As we work to change the world, we must also work to change ourselves. And we must support each other in that change. Ableism and other systems of oppression and violence have left their mark on us. We can’t, on the one hand, understand how devastating capitalism, misogyny and criminalization are and then on the other hand, pretend as if they don’t affect how we treat each other and ourselves. Because most of us treat ourselves in ways that we would never treat anyone else. Most of us are in an abusive relationship with ourselves and that helps to lay the groundwork for abuse in the world.

 

Because no matter how on-point our analysis is, if we can’t treat each other well, our work will not get far. Because the systems we are up against will require collective work—if we could have changed them on our own, we would have already done it—and collective work requires that we are in relationship with each other in some way shape or form.

 

It is always so amazing to me that disabled people, who are so incredibly isolated and exiled, will also isolate and exile each other. And I know most of us have been on both sides of this.

 

Now, I am not saying that we all have to be besties with each other or that people don’t need to be accountable for their actions and/or harm they have done—they absolutely do. What I’m saying is that disability justice requires us to understand intersectionality, and intersectionality requires that we learn how to hold and value difference and contradictions. (e.g. you can be both oppressed and privileged by the same identity. You can have survived harm and do harm. These are contradictions that we all hold. I’m sure that all of us have been harmed in this room and all of us have either harmed or participated in harm or looked away from harm in some way shape or form. Whether it’s via our privilege or whatever else it may be.) What I’m saying is that it is not only “those people out there” who need to change, but it is “us in here” as well. What I am saying is that isolation, exclusion and erasure has been destructively wielded against us and our communities, so why would we want to wield them against each other?

 

Because I would argue that “disability justice” is simply another term for love. And so is “solidarity,” “access,” and “access intimacy.” I would argue that our work for liberation is simply a practice of love—one of the deepest and most profound there is. And the creation of this space is an act of love.

 

And if we can’t love each other and ourselves, then what good is any of our work to get free? If we can’t reach out to break isolation and the walls we’ve put up between each other, as disabled people, then we will have already lost before we’ve won any political battle. What good is it if we can wage amazing campaigns, if we all end up hating each other in the end? If we can’t practice addressing the hard things between each other, then how will we ever have a fighting chance to address the hard things in this world that keep our peoples locked up and locked out?

 

We have to work to transform the world, but we can only do that effectively if we can work to transform ourselves and our relationships with each other at the same time.

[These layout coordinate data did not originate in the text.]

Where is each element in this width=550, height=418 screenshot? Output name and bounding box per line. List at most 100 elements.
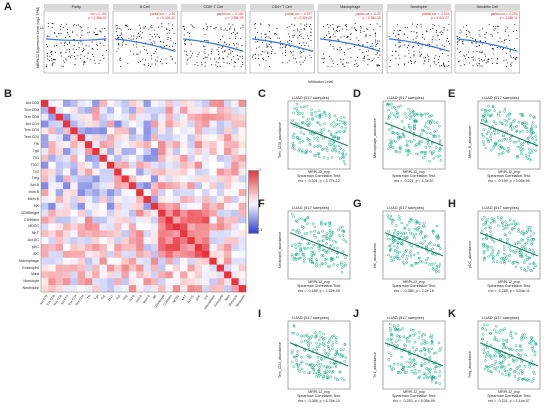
heatmap-row-label: CD56dim xyxy=(24,217,39,222)
timer-stats: partial.cor = -0.26 p = 5.42e-10 xyxy=(147,12,175,21)
scatter-footer: MRPL12_exp Spearman Correlation Test: rho … xyxy=(468,170,550,183)
scatter-footer: MRPL12_exp Spearman Correlation Test: rho … xyxy=(278,280,360,293)
scatter-plot-e xyxy=(477,100,541,170)
scatter-test: Spearman Correlation Test: xyxy=(392,284,436,289)
scatter-test: Spearman Correlation Test: xyxy=(392,174,436,179)
scatter-ylabel: Neutrophil_abundance xyxy=(278,231,282,268)
panel-label-e: E xyxy=(448,88,456,100)
timer-stat-cor: partial.cor = -0.25 xyxy=(355,12,381,16)
panel-label-h: H xyxy=(448,198,456,210)
heatmap-row-label: Eosinophil xyxy=(22,265,39,270)
heatmap-row-label: Tem CD4 xyxy=(24,135,39,140)
heatmap-row-label: MDSC xyxy=(28,224,39,229)
scatter-title: LUAD (517 samples) xyxy=(387,315,425,320)
scatter-footer: MRPL12_exp Spearman Correlation Test: rho … xyxy=(373,170,455,183)
scatter-stat: rho = -0.385, p = 2.2e-16 xyxy=(394,288,434,293)
scatter-ylabel: Mem_B_abundance xyxy=(468,125,472,158)
timer-ylabel: MRPL12 Expression Level (log2 TPM) xyxy=(36,6,40,68)
scatter-xlabel: MRPL12_exp xyxy=(308,390,330,394)
scatter-test: Spearman Correlation Test: xyxy=(487,394,531,399)
heatmap-row-label: Th1 xyxy=(32,155,39,160)
timer-stat-p: p = 3.38e-11 xyxy=(499,15,518,20)
timer-stats: partial.cor = -0.224 p = 5.37e-07 xyxy=(421,12,449,21)
scatter-title: LUAD (517 samples) xyxy=(387,95,425,100)
timer-stat-p: p = 1.89e-02 xyxy=(88,15,107,20)
heatmap-row-label: NKT xyxy=(31,231,39,236)
timer-stat-cor: partial.cor = -0.184 xyxy=(216,12,244,16)
panel-label-i: I xyxy=(258,308,262,320)
timer-scatter-0 xyxy=(43,10,109,74)
timer-scatter-5 xyxy=(386,10,452,74)
scatter-plot-i xyxy=(287,320,351,390)
timer-stat-cor: partial.cor = -0.224 xyxy=(422,12,449,16)
heatmap-colorbar xyxy=(248,170,259,234)
timer-stat-cor: partial.cor = -0.257 xyxy=(285,12,312,16)
heatmap-row-label: Act DC xyxy=(27,238,39,243)
heatmap-col-label: Treg xyxy=(121,294,129,302)
timer-scatter-2 xyxy=(180,10,246,74)
timer-stat-p: p = 2.28e-08 xyxy=(362,15,381,20)
timer-panel-title: CD8+ T Cell xyxy=(181,4,246,10)
timer-scatter-6 xyxy=(454,10,520,74)
correlation-heatmap xyxy=(40,99,247,293)
heatmap-row-label: Tgd xyxy=(32,148,39,153)
scatter-xlabel: MRPL12_exp xyxy=(403,390,425,394)
heatmap-row-label: Mast xyxy=(31,272,39,277)
scatter-stat: rho = -0.199, p = 5.09e-06 xyxy=(488,178,530,183)
scatter-xlabel: MRPL12_exp xyxy=(403,170,425,174)
timer-panel-title: CD4+ T Cell xyxy=(249,4,314,10)
timer-panel-title: Purity xyxy=(44,4,109,10)
scatter-stat: rho = -0.231, p = 1.14e-07 xyxy=(488,398,530,403)
scatter-stat: rho = -0.301, p = 3.77e-12 xyxy=(298,178,340,183)
panel-label-d: D xyxy=(353,88,361,100)
timer-scatter-4 xyxy=(317,10,383,74)
heatmap-row-label: CD56bright xyxy=(20,210,39,215)
timer-stats: partial.cor = -0.25 p = 2.28e-08 xyxy=(353,12,381,21)
panel-label-a: A xyxy=(4,1,12,13)
heatmap-row-label: Act B xyxy=(30,183,39,188)
heatmap-col-label: Th1 xyxy=(100,294,107,301)
scatter-title: LUAD (517 samples) xyxy=(482,205,520,210)
heatmap-row-label: Tfh xyxy=(33,142,39,147)
scatter-footer: MRPL12_exp Spearman Correlation Test: rho … xyxy=(468,390,550,403)
scatter-ylabel: Tem_CD4_abundance xyxy=(278,342,282,378)
scatter-footer: MRPL12_exp Spearman Correlation Test: rho … xyxy=(373,390,455,403)
timer-stats: cor = 0.106 p = 1.89e-02 xyxy=(79,12,107,21)
scatter-plot-g xyxy=(382,210,446,280)
colorbar-mid: 0 xyxy=(259,199,261,203)
timer-stats: partial.cor = -0.294 p = 3.38e-11 xyxy=(490,12,518,21)
scatter-stat: rho = -0.268, p = 6.76e-10 xyxy=(298,398,340,403)
scatter-stat: rho = -0.253, p = 6.06e-09 xyxy=(393,398,435,403)
scatter-xlabel: MRPL12_exp xyxy=(498,170,520,174)
heatmap-row-label: Neutrophil xyxy=(22,286,39,291)
scatter-plot-d xyxy=(382,100,446,170)
timer-panel-title: Neutrophil xyxy=(386,4,451,10)
timer-stat-cor: partial.cor = -0.26 xyxy=(150,12,175,16)
heatmap-row-label: Imm B xyxy=(28,190,39,195)
scatter-plot-h xyxy=(477,210,541,280)
heatmap-row-label: NK xyxy=(34,203,39,208)
colorbar-min: -1 xyxy=(259,228,263,232)
timer-stat-cor: cor = 0.106 xyxy=(90,12,107,16)
scatter-xlabel: MRPL12_exp xyxy=(308,170,330,174)
scatter-plot-c xyxy=(287,100,351,170)
scatter-title: LUAD (517 samples) xyxy=(387,205,425,210)
heatmap-col-label: Tgd xyxy=(92,294,100,301)
scatter-footer: MRPL12_exp Spearman Correlation Test: rho … xyxy=(278,390,360,403)
scatter-title: LUAD (517 samples) xyxy=(482,95,520,100)
scatter-ylabel: Tem_CD8_abundance xyxy=(278,122,282,158)
heatmap-row-label: pDC xyxy=(31,244,39,249)
heatmap-row-label: Act CD4 xyxy=(25,121,39,126)
scatter-ylabel: Macrophage_abundance xyxy=(373,118,377,158)
timer-xlabel: Infiltration Level xyxy=(308,80,334,84)
scatter-xlabel: MRPL12_exp xyxy=(308,280,330,284)
scatter-ylabel: NK_abundance xyxy=(373,243,377,268)
scatter-test: Spearman Correlation Test: xyxy=(487,284,531,289)
scatter-plot-j xyxy=(382,320,446,390)
timer-stats: partial.cor = -0.257 p = 9.32e-09 xyxy=(284,12,312,21)
scatter-ylabel: Th1_abundance xyxy=(373,352,377,378)
scatter-plot-f xyxy=(287,210,351,280)
scatter-test: Spearman Correlation Test: xyxy=(297,174,341,179)
heatmap-col-label: Tfh xyxy=(86,294,92,300)
scatter-stat: rho = -0.285, p = 5.04e-11 xyxy=(488,288,530,293)
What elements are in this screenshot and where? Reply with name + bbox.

Because our work depends on us and our relationships with each other. And if anyone is worth it, it is us and the generations of disabled children and people coming after us. We have a responsibility to leave them a legacy worth fighting for. To leave them powerful stories of not only how we were able to shut down prisons and I.C.E., but also how we were able to come through harm together, for the better. How we were able to make amends with our disabled kin and heal together. One of the greatest ways to resist abled supremacy is by loving each other. How we were able to practice transformative love together in the face of fear, isolation and heartbreak. And I know that there’s a lot of heartbreak.

 

This is how we practice interdependence. This is how we practice trust and belonging and hope. This is how we practice disability justice in its most powerful and magnificent potential.

 

So, I hope you all have a wonderful symposium and thank you so much for having me.